Think about it and see if you can come up with a win-win solution.
Hello. Such questions better to ask directly to TS department. We are not providing full recovery steps for customer problems in article comments.
Sir If WE Dont Know The Drive Password
Then How to Encrypt or recover Our Data ??
Please read article and comments again.
With out original password PC-3000 can’t expand a partition.
As wrote in this article:
“we are not break an encryption by something brute-force methods and not hack the encryption. Utility simulate a decryption process like it performed in original utility.
That’s why need to know an original key or have a key-file that encryption utilities create when user switch on the encryption option in the software.”

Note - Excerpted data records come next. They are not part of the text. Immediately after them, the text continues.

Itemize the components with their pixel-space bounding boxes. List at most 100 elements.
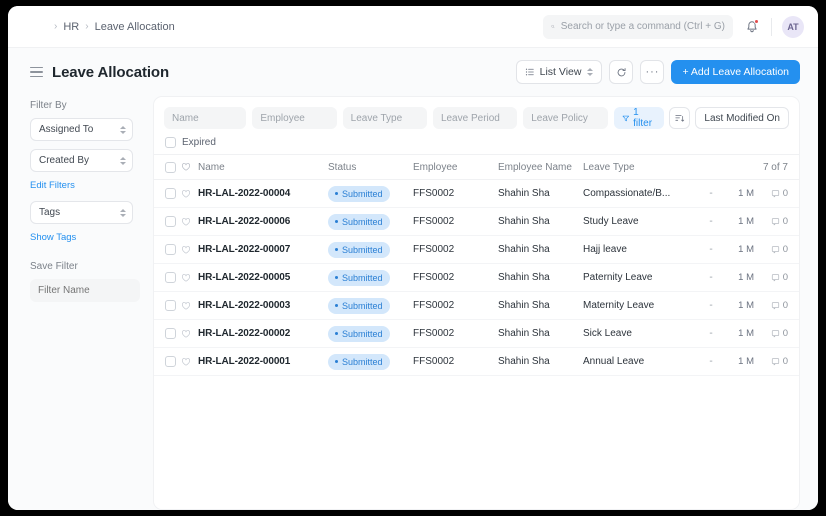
row-name-cell[interactable]: HR-LAL-2022-00005 [198, 272, 328, 283]
column-header-name[interactable]: Name [198, 162, 328, 173]
row-like-button[interactable] [181, 217, 198, 227]
chevron-updown-icon [587, 68, 593, 76]
row-status-cell: Submitted [328, 214, 413, 230]
row-checkbox[interactable] [165, 188, 176, 199]
row-checkbox-cell [165, 216, 181, 227]
row-name-cell[interactable]: HR-LAL-2022-00002 [198, 328, 328, 339]
row-comments-cell[interactable]: 0 [754, 300, 788, 311]
filter-leave-type-field[interactable] [343, 107, 427, 129]
column-header-employee-name[interactable]: Employee Name [498, 162, 583, 173]
heart-icon[interactable] [181, 301, 191, 311]
row-status-cell: Submitted [328, 298, 413, 314]
row-name-cell[interactable]: HR-LAL-2022-00003 [198, 300, 328, 311]
heart-icon[interactable] [181, 357, 191, 367]
row-comment-count: 0 [783, 300, 788, 311]
row-comment-count: 0 [783, 272, 788, 283]
heart-icon[interactable] [181, 189, 191, 199]
filter-leave-policy-field[interactable] [523, 107, 607, 129]
row-like-button[interactable] [181, 329, 198, 339]
heart-icon[interactable] [181, 217, 191, 227]
table-row[interactable]: HR-LAL-2022-00003SubmittedFFS0002Shahin … [154, 292, 799, 320]
sort-direction-button[interactable] [669, 107, 690, 129]
row-comments-cell[interactable]: 0 [754, 356, 788, 367]
filter-leave-period-field[interactable] [433, 107, 517, 129]
avatar[interactable]: AT [782, 16, 804, 38]
breadcrumb-item-hr[interactable]: HR [63, 21, 79, 33]
row-assigned-cell: - [698, 216, 724, 227]
heart-icon[interactable] [181, 273, 191, 283]
tags-select[interactable]: Tags [30, 201, 133, 224]
navbar-divider [771, 18, 772, 36]
sort-field-button[interactable]: Last Modified On [695, 107, 789, 129]
expired-label: Expired [182, 137, 216, 148]
list-card: 1 filter Last Modified On [153, 96, 800, 510]
row-name-cell[interactable]: HR-LAL-2022-00007 [198, 244, 328, 255]
row-leave-type-cell: Maternity Leave [583, 300, 698, 311]
row-like-button[interactable] [181, 273, 198, 283]
row-comments-cell[interactable]: 0 [754, 188, 788, 199]
row-comments-cell[interactable]: 0 [754, 216, 788, 227]
refresh-button[interactable] [609, 60, 633, 84]
row-like-button[interactable] [181, 189, 198, 199]
column-header-status[interactable]: Status [328, 162, 413, 173]
row-modified-cell: 1 M [724, 272, 754, 283]
expired-checkbox[interactable] [165, 137, 176, 148]
table-row[interactable]: HR-LAL-2022-00007SubmittedFFS0002Shahin … [154, 236, 799, 264]
created-by-select[interactable]: Created By [30, 149, 133, 172]
row-like-button[interactable] [181, 245, 198, 255]
row-checkbox[interactable] [165, 272, 176, 283]
row-like-button[interactable] [181, 301, 198, 311]
row-comment-count: 0 [783, 356, 788, 367]
column-header-employee[interactable]: Employee [413, 162, 498, 173]
row-employee-name-cell: Shahin Sha [498, 188, 583, 199]
row-comments-cell[interactable]: 0 [754, 244, 788, 255]
status-dot-icon [335, 276, 338, 279]
table-row[interactable]: HR-LAL-2022-00005SubmittedFFS0002Shahin … [154, 264, 799, 292]
row-comment-count: 0 [783, 188, 788, 199]
heart-icon[interactable] [181, 329, 191, 339]
row-status-cell: Submitted [328, 186, 413, 202]
row-checkbox[interactable] [165, 216, 176, 227]
expired-filter-row: Expired [154, 129, 799, 154]
active-filter-chip[interactable]: 1 filter [614, 107, 665, 129]
status-badge: Submitted [328, 270, 390, 286]
breadcrumb-item-leave-allocation[interactable]: Leave Allocation [95, 21, 175, 33]
global-search-input[interactable]: Search or type a command (Ctrl + G) [543, 15, 733, 39]
row-checkbox[interactable] [165, 356, 176, 367]
row-checkbox[interactable] [165, 300, 176, 311]
filter-bar-actions: 1 filter Last Modified On [614, 107, 790, 129]
edit-filters-link[interactable]: Edit Filters [30, 180, 153, 191]
table-row[interactable]: HR-LAL-2022-00006SubmittedFFS0002Shahin … [154, 208, 799, 236]
more-options-button[interactable]: ··· [640, 60, 664, 84]
table-row[interactable]: HR-LAL-2022-00002SubmittedFFS0002Shahin … [154, 320, 799, 348]
filter-name-field[interactable] [164, 107, 246, 129]
assigned-to-select[interactable]: Assigned To [30, 118, 133, 141]
add-leave-allocation-button[interactable]: + Add Leave Allocation [671, 60, 800, 84]
row-checkbox[interactable] [165, 328, 176, 339]
row-comments-cell[interactable]: 0 [754, 272, 788, 283]
column-header-leave-type[interactable]: Leave Type [583, 162, 763, 173]
select-all-checkbox[interactable] [165, 162, 176, 173]
notifications-button[interactable] [743, 18, 761, 36]
row-name-cell[interactable]: HR-LAL-2022-00001 [198, 356, 328, 367]
row-name-cell[interactable]: HR-LAL-2022-00006 [198, 216, 328, 227]
row-employee-name-cell: Shahin Sha [498, 328, 583, 339]
sidebar-toggle-icon[interactable] [30, 67, 43, 78]
row-leave-type-cell: Compassionate/B... [583, 188, 698, 199]
heart-icon[interactable] [181, 245, 191, 255]
row-like-button[interactable] [181, 357, 198, 367]
comment-icon [771, 329, 780, 338]
filter-employee-field[interactable] [252, 107, 336, 129]
row-assigned-cell: - [698, 356, 724, 367]
row-name-cell[interactable]: HR-LAL-2022-00004 [198, 188, 328, 199]
show-tags-link[interactable]: Show Tags [30, 232, 153, 243]
row-comments-cell[interactable]: 0 [754, 328, 788, 339]
table-header-row: Name Status Employee Employee Name Leave… [154, 154, 799, 180]
filter-name-input[interactable] [30, 279, 140, 302]
status-dot-icon [335, 192, 338, 195]
table-row[interactable]: HR-LAL-2022-00004SubmittedFFS0002Shahin … [154, 180, 799, 208]
list-view-selector[interactable]: List View [516, 60, 603, 84]
heart-icon [181, 162, 191, 172]
row-checkbox[interactable] [165, 244, 176, 255]
table-row[interactable]: HR-LAL-2022-00001SubmittedFFS0002Shahin … [154, 348, 799, 376]
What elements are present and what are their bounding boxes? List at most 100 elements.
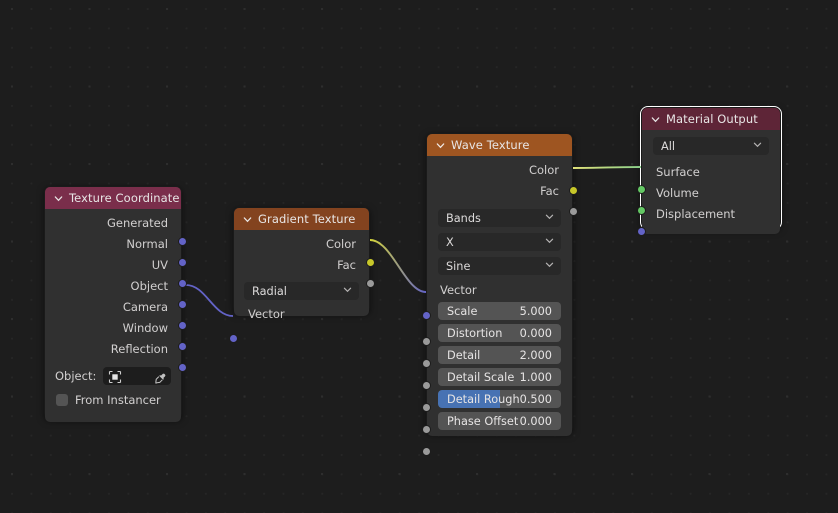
object-field[interactable] [103,367,171,385]
gradient-type-value: Radial [252,284,287,298]
slider-phase-offset[interactable]: Phase Offset 0.000 [438,412,561,430]
chevron-down-icon[interactable] [242,214,253,225]
socket-input-phase-offset[interactable] [422,447,431,456]
input-row-vector[interactable]: Vector [234,303,369,324]
node-texture-coordinate-header[interactable]: Texture Coordinate [45,187,181,209]
from-instancer-label: From Instancer [75,393,161,407]
wave-direction-value: X [446,235,454,249]
socket-output-color[interactable] [569,186,578,195]
output-row-generated[interactable]: Generated [45,212,181,233]
input-label: Volume [656,185,699,200]
socket-output-color[interactable] [366,258,375,267]
slider-detail-scale[interactable]: Detail Scale 1.000 [438,368,561,386]
input-row-displacement[interactable]: Displacement [642,203,780,224]
node-material-output-body: All Surface Volume Displacement [637,130,780,236]
slider-value: 0.500 [519,392,552,406]
from-instancer-checkbox[interactable] [56,394,68,406]
socket-input-surface[interactable] [637,185,646,194]
slider-distortion[interactable]: Distortion 0.000 [438,324,561,342]
wave-profile-dropdown[interactable]: Sine [438,257,561,275]
output-row-normal[interactable]: Normal [45,233,181,254]
chevron-down-icon[interactable] [53,193,64,204]
slider-label: Detail Scale [447,370,515,384]
slider-detail[interactable]: Detail 2.000 [438,346,561,364]
output-row-color[interactable]: Color [234,233,369,254]
wave-direction-dropdown[interactable]: X [438,233,561,251]
slider-label: Scale [447,304,478,318]
wave-profile-value: Sine [446,259,471,273]
socket-input-scale[interactable] [422,337,431,346]
output-row-camera[interactable]: Camera [45,296,181,317]
output-label: Reflection [110,341,168,356]
wave-type-dropdown[interactable]: Bands [438,209,561,227]
socket-input-volume[interactable] [637,206,646,215]
render-target-dropdown[interactable]: All [653,137,769,155]
node-texture-coordinate[interactable]: Texture Coordinate Generated Normal UV O… [44,186,187,422]
socket-input-vector[interactable] [422,311,431,320]
socket-output-generated[interactable] [178,237,187,246]
node-editor-canvas[interactable]: Texture Coordinate Generated Normal UV O… [0,0,838,513]
socket-output-window[interactable] [178,342,187,351]
socket-input-detail-scale[interactable] [422,403,431,412]
input-label: Vector [248,306,285,321]
output-row-color[interactable]: Color [427,159,572,180]
socket-output-fac[interactable] [569,207,578,216]
node-material-output-header[interactable]: Material Output [642,108,780,130]
socket-output-reflection[interactable] [178,363,187,372]
socket-input-vector[interactable] [229,334,238,343]
node-wave-texture-header[interactable]: Wave Texture [427,134,572,156]
socket-output-normal[interactable] [178,258,187,267]
output-label: Color [528,162,559,177]
chevron-down-icon[interactable] [435,140,446,151]
eyedropper-icon[interactable] [154,370,167,384]
socket-input-distortion[interactable] [422,359,431,368]
socket-output-uv[interactable] [178,279,187,288]
output-row-fac[interactable]: Fac [427,180,572,201]
output-label: Fac [337,257,356,272]
node-wave-texture[interactable]: Wave Texture Color Fac Bands X Sine Vect… [422,133,578,456]
input-label: Surface [656,164,700,179]
slider-value: 1.000 [519,370,552,384]
output-row-object[interactable]: Object [45,275,181,296]
slider-label: Detail [447,348,481,362]
node-texture-coordinate-body: Generated Normal UV Object Camera Window [45,209,187,422]
chevron-down-icon[interactable] [650,114,661,125]
output-label: Camera [122,299,168,314]
node-title: Texture Coordinate [69,191,180,205]
node-gradient-texture-header[interactable]: Gradient Texture [234,208,369,230]
slider-value: 5.000 [519,304,552,318]
slider-detail-roughness[interactable]: Detail Rough 0.500 [438,390,561,408]
input-row-surface[interactable]: Surface [642,161,780,182]
output-row-uv[interactable]: UV [45,254,181,275]
output-row-reflection[interactable]: Reflection [45,338,181,359]
link-gradient-color-to-wave-vector [369,239,427,293]
slider-value: 0.000 [519,326,552,340]
slider-value: 2.000 [519,348,552,362]
chevron-down-icon [342,284,353,298]
output-label: Object [130,278,168,293]
slider-label: Phase Offset [447,414,519,428]
chevron-down-icon [544,259,555,273]
socket-input-displacement[interactable] [637,227,646,236]
from-instancer-row[interactable]: From Instancer [45,385,181,407]
gradient-type-dropdown[interactable]: Radial [244,282,359,300]
link-texcoord-object-to-gradient-vector [185,284,234,317]
socket-output-object[interactable] [178,300,187,309]
object-field-row[interactable]: Object: [45,359,181,385]
node-title: Wave Texture [451,138,530,152]
input-row-vector[interactable]: Vector [427,279,572,300]
input-row-volume[interactable]: Volume [642,182,780,203]
node-material-output[interactable]: Material Output All Surface Volume Displ… [637,106,782,236]
node-gradient-texture[interactable]: Gradient Texture Color Fac Radial Vector [229,207,375,343]
socket-input-detail[interactable] [422,381,431,390]
chevron-down-icon [544,235,555,249]
output-row-window[interactable]: Window [45,317,181,338]
output-row-fac[interactable]: Fac [234,254,369,275]
socket-output-camera[interactable] [178,321,187,330]
link-wave-color-to-output-surface [572,166,642,169]
chevron-down-icon [752,139,763,153]
socket-output-fac[interactable] [366,279,375,288]
socket-input-detail-roughness[interactable] [422,425,431,434]
slider-scale[interactable]: Scale 5.000 [438,302,561,320]
input-label: Displacement [656,206,736,221]
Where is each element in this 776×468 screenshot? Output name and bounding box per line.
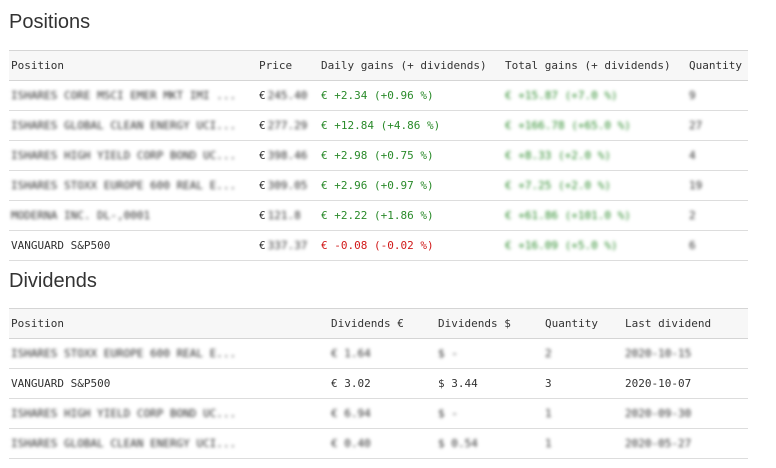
table-row[interactable]: VANGUARD S&P500 € 3.02 $ 3.44 3 2020-10-07 [9, 368, 748, 399]
position-name[interactable]: ISHARES HIGH YIELD CORP BOND UC... [9, 140, 257, 171]
price-value: 398.46 [267, 149, 308, 162]
price-value: 121.8 [267, 209, 301, 222]
position-price-cell: €337.37 [257, 230, 319, 261]
positions-header-row: Position Price Daily gains (+ dividends)… [9, 50, 748, 81]
dividends-usd: $ - [436, 338, 543, 369]
table-row[interactable]: VANGUARD S&P500 €337.37 € -0.08 (-0.02 %) €… [9, 230, 748, 261]
table-row[interactable]: ISHARES STOXX EUROPE 600 REAL E... €309.0… [9, 170, 748, 201]
position-name[interactable]: MODERNA INC. DL-,0001 [9, 200, 257, 231]
positions-table: Position Price Daily gains (+ dividends)… [9, 50, 748, 261]
price-currency: € [259, 179, 266, 192]
dividends-eur: € 0.40 [329, 428, 436, 459]
position-price-cell: €121.8 [257, 200, 319, 231]
position-name[interactable]: ISHARES GLOBAL CLEAN ENERGY UCI... [9, 428, 329, 459]
position-name[interactable]: VANGUARD S&P500 [9, 230, 257, 261]
quantity: 1 [543, 398, 623, 429]
column-header-quantity[interactable]: Quantity [687, 50, 748, 81]
position-name[interactable]: ISHARES CORE MSCI EMER MKT IMI ... [9, 80, 257, 111]
dividends-eur: € 3.02 [329, 368, 436, 399]
position-price-cell: €309.05 [257, 170, 319, 201]
last-dividend-date: 2020-09-30 [623, 398, 748, 429]
table-row[interactable]: ISHARES HIGH YIELD CORP BOND UC... €398.4… [9, 140, 748, 171]
daily-gains: € +2.96 (+0.97 %) [319, 170, 503, 201]
table-row[interactable]: ISHARES CORE MSCI EMER MKT IMI ... €245.4… [9, 80, 748, 111]
position-name[interactable]: ISHARES STOXX EUROPE 600 REAL E... [9, 170, 257, 201]
price-currency: € [259, 89, 266, 102]
position-name[interactable]: ISHARES STOXX EUROPE 600 REAL E... [9, 338, 329, 369]
column-header-price[interactable]: Price [257, 50, 319, 81]
dividends-table: Position Dividends € Dividends $ Quantit… [9, 308, 748, 459]
table-row[interactable]: ISHARES GLOBAL CLEAN ENERGY UCI... € 0.40… [9, 428, 748, 459]
position-name[interactable]: VANGUARD S&P500 [9, 368, 329, 399]
quantity: 4 [687, 140, 748, 171]
total-gains: € +166.78 (+65.0 %) [503, 110, 687, 141]
dividends-title: Dividends [9, 270, 97, 292]
daily-gains: € +2.98 (+0.75 %) [319, 140, 503, 171]
price-value: 245.40 [267, 89, 308, 102]
dividends-usd: $ 0.54 [436, 428, 543, 459]
last-dividend-date: 2020-05-27 [623, 428, 748, 459]
position-price-cell: €245.40 [257, 80, 319, 111]
daily-gains: € +12.84 (+4.86 %) [319, 110, 503, 141]
dividends-header-row: Position Dividends € Dividends $ Quantit… [9, 308, 748, 339]
quantity: 2 [543, 338, 623, 369]
quantity: 27 [687, 110, 748, 141]
price-currency: € [259, 149, 266, 162]
column-header-dividends-eur[interactable]: Dividends € [329, 308, 436, 339]
positions-title: Positions [9, 11, 91, 33]
last-dividend-date: 2020-10-07 [623, 368, 748, 399]
table-row[interactable]: ISHARES GLOBAL CLEAN ENERGY UCI... €277.2… [9, 110, 748, 141]
daily-gains: € +2.22 (+1.86 %) [319, 200, 503, 231]
dividends-eur: € 1.64 [329, 338, 436, 369]
quantity: 9 [687, 80, 748, 111]
quantity: 3 [543, 368, 623, 399]
dividends-usd: $ - [436, 398, 543, 429]
total-gains: € +8.33 (+2.0 %) [503, 140, 687, 171]
price-value: 309.05 [267, 179, 308, 192]
position-price-cell: €277.29 [257, 110, 319, 141]
total-gains: € +61.86 (+101.0 %) [503, 200, 687, 231]
position-name[interactable]: ISHARES GLOBAL CLEAN ENERGY UCI... [9, 110, 257, 141]
table-row[interactable]: MODERNA INC. DL-,0001 €121.8 € +2.22 (+1.8… [9, 200, 748, 231]
daily-gains: € -0.08 (-0.02 %) [319, 230, 503, 261]
total-gains: € +16.09 (+5.0 %) [503, 230, 687, 261]
quantity: 2 [687, 200, 748, 231]
price-currency: € [259, 119, 266, 132]
dividends-usd: $ 3.44 [436, 368, 543, 399]
price-value: 337.37 [267, 239, 308, 252]
dividends-eur: € 6.94 [329, 398, 436, 429]
price-currency: € [259, 239, 266, 252]
quantity: 19 [687, 170, 748, 201]
position-name[interactable]: ISHARES HIGH YIELD CORP BOND UC... [9, 398, 329, 429]
column-header-position[interactable]: Position [9, 308, 329, 339]
table-row[interactable]: ISHARES HIGH YIELD CORP BOND UC... € 6.94… [9, 398, 748, 429]
column-header-quantity[interactable]: Quantity [543, 308, 623, 339]
column-header-last-dividend[interactable]: Last dividend [623, 308, 748, 339]
table-row[interactable]: ISHARES STOXX EUROPE 600 REAL E... € 1.64… [9, 338, 748, 369]
quantity: 1 [543, 428, 623, 459]
column-header-daily-gains[interactable]: Daily gains (+ dividends) [319, 50, 503, 81]
price-currency: € [259, 209, 266, 222]
daily-gains: € +2.34 (+0.96 %) [319, 80, 503, 111]
column-header-position[interactable]: Position [9, 50, 257, 81]
position-price-cell: €398.46 [257, 140, 319, 171]
total-gains: € +7.25 (+2.0 %) [503, 170, 687, 201]
quantity: 6 [687, 230, 748, 261]
column-header-total-gains[interactable]: Total gains (+ dividends) [503, 50, 687, 81]
last-dividend-date: 2020-10-15 [623, 338, 748, 369]
total-gains: € +15.87 (+7.0 %) [503, 80, 687, 111]
price-value: 277.29 [267, 119, 308, 132]
column-header-dividends-usd[interactable]: Dividends $ [436, 308, 543, 339]
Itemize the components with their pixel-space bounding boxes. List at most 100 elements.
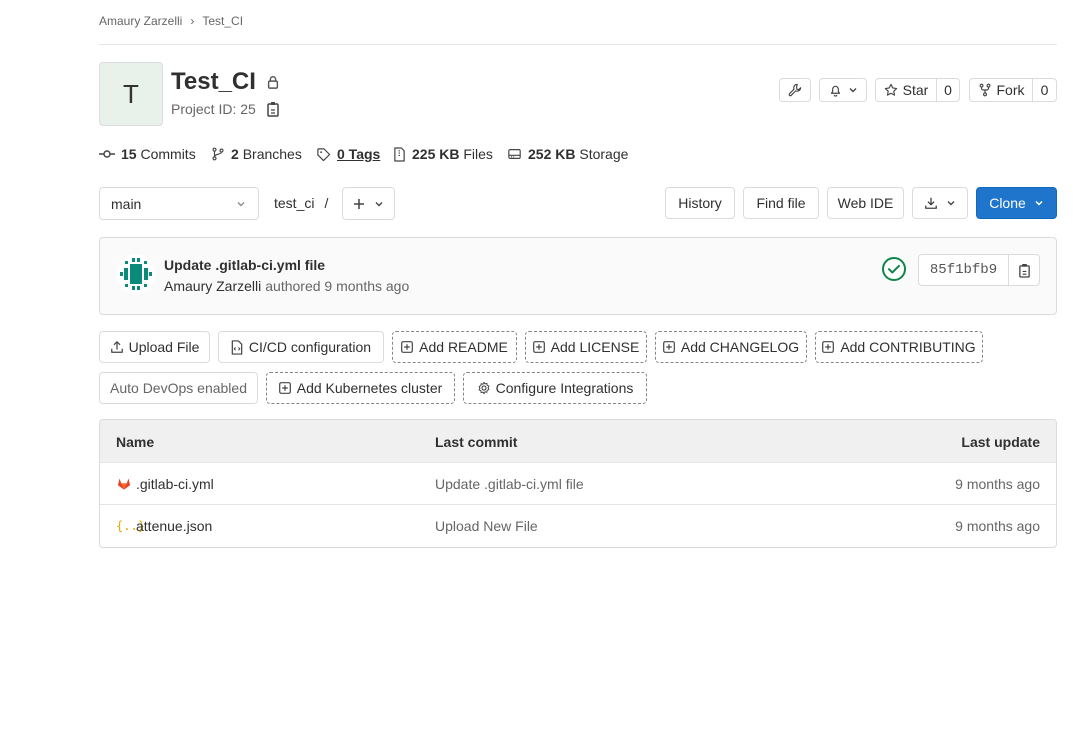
branch-selector[interactable]: main (99, 187, 259, 220)
auto-devops-button[interactable]: Auto DevOps enabled (99, 372, 258, 404)
add-kubernetes-cluster-label: Add Kubernetes cluster (296, 380, 443, 396)
project-title-row: Test_CI (171, 68, 280, 96)
project-id-row: Project ID: 25 (171, 101, 280, 117)
commit-icon (99, 149, 115, 159)
settings-button[interactable] (779, 78, 811, 102)
column-header-last-commit: Last commit (435, 433, 518, 450)
clipboard-icon (1018, 263, 1031, 278)
chevron-down-icon (236, 199, 246, 209)
page-title: Test_CI (171, 68, 256, 95)
plus-square-icon (532, 341, 545, 353)
branch-selector-value: main (111, 195, 142, 212)
plus-square-icon (822, 341, 835, 353)
cicd-configuration-button[interactable]: CI/CD configuration (218, 331, 384, 363)
tags-stat[interactable]: 0 Tags (316, 146, 380, 162)
commit-byline: Amaury Zarzelli authored 9 months ago (164, 278, 409, 294)
star-button[interactable]: Star (875, 78, 937, 102)
add-contributing-label: Add CONTRIBUTING (840, 339, 976, 355)
add-license-button[interactable]: Add LICENSE (525, 331, 647, 363)
add-license-label: Add LICENSE (550, 339, 640, 355)
chevron-down-icon (946, 198, 956, 208)
upload-icon (110, 340, 124, 354)
add-contributing-button[interactable]: Add CONTRIBUTING (815, 331, 983, 363)
upload-file-label: Upload File (128, 339, 200, 355)
tags-link[interactable]: 0 Tags (337, 146, 380, 162)
project-avatar-letter: T (123, 78, 139, 109)
commit-message[interactable]: Update .gitlab-ci.yml file (164, 257, 325, 273)
branches-label: Branches (242, 146, 302, 162)
commits-stat[interactable]: 15 Commits (99, 146, 196, 162)
fork-icon (978, 83, 992, 97)
notifications-dropdown[interactable] (819, 78, 867, 102)
files-size: 225 KB (412, 146, 460, 162)
history-button[interactable]: History (665, 187, 735, 219)
find-file-label: Find file (756, 195, 806, 211)
fork-count[interactable]: 0 (1032, 78, 1057, 102)
doc-code-icon (231, 339, 243, 355)
storage-stat[interactable]: 252 KB Storage (507, 146, 628, 162)
star-count-value: 0 (944, 82, 952, 98)
branch-icon (211, 147, 225, 161)
storage-size: 252 KB (528, 146, 576, 162)
header-divider (99, 44, 1057, 45)
fork-button[interactable]: Fork (969, 78, 1033, 102)
table-row[interactable]: {..} attenue.json Upload New File 9 mont… (100, 504, 1056, 546)
author-avatar[interactable] (116, 254, 156, 294)
repo-path-separator: / (324, 195, 329, 211)
file-last-update: 9 months ago (955, 475, 1040, 492)
project-id: Project ID: 25 (171, 101, 256, 117)
commit-sha-value: 85f1bfb9 (929, 262, 998, 278)
plus-icon (353, 198, 365, 210)
commit-meta: authored 9 months ago (265, 278, 410, 294)
star-icon (884, 83, 898, 97)
add-changelog-label: Add CHANGELOG (680, 339, 800, 355)
pipeline-status-icon[interactable] (881, 256, 907, 282)
add-kubernetes-cluster-button[interactable]: Add Kubernetes cluster (266, 372, 455, 404)
upload-file-button[interactable]: Upload File (99, 331, 210, 363)
column-header-last-update: Last update (961, 433, 1040, 450)
file-last-update: 9 months ago (955, 517, 1040, 534)
add-to-tree-dropdown[interactable] (342, 187, 395, 220)
find-file-button[interactable]: Find file (743, 187, 819, 219)
breadcrumb: Amaury Zarzelli › Test_CI (99, 14, 243, 28)
file-table-header: Name Last commit Last update (100, 420, 1056, 463)
plus-square-icon (662, 341, 675, 353)
lock-icon (266, 75, 280, 89)
download-dropdown[interactable] (912, 187, 968, 219)
files-label: Files (463, 146, 493, 162)
download-icon (924, 196, 938, 210)
tag-icon (316, 147, 331, 162)
table-row[interactable]: .gitlab-ci.yml Update .gitlab-ci.yml fil… (100, 462, 1056, 504)
star-count[interactable]: 0 (936, 78, 960, 102)
branches-stat[interactable]: 2 Branches (211, 146, 302, 162)
project-avatar: T (99, 62, 163, 126)
clone-dropdown[interactable]: Clone (976, 187, 1057, 219)
wrench-icon (788, 83, 802, 97)
configure-integrations-button[interactable]: Configure Integrations (463, 372, 647, 404)
repo-path-root[interactable]: test_ci (274, 195, 314, 211)
files-stat[interactable]: 225 KB Files (393, 146, 493, 162)
disk-icon (507, 147, 522, 161)
copy-sha-button[interactable] (1008, 254, 1040, 286)
file-name[interactable]: .gitlab-ci.yml (136, 476, 214, 492)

does the export feature just save a copy of the file on non damaged disks? Or will it use the hardware imager so we can image files and use the features of it? We are struggling with the ability of not being able to image the files since their is file damage on the drive – it doesn’t even put the files in the !Problem folder when saving… When you create a map and folder of the selected data we want to image – after its built – only option is to save it??? Why give us the map files and folder option when you cant use it – very confusing…
Dear Joseph,
When you decrypt BitLocker or Filevault partition Data Extractor creates a new virtual volume using encryption keys. So next actions you do with virtual volumes. Virtual volumes have some restrictions with map operations, for example you cannot re-read bad sectors of file using its map.
One possible solution to re-read bad sectors is to build submap of either entire volume or specific file based on drive info. This submap provides full functionality for operations with map. You can use multipass reading on this submap. After that, you can return to original virtual map and save file with improved sector content.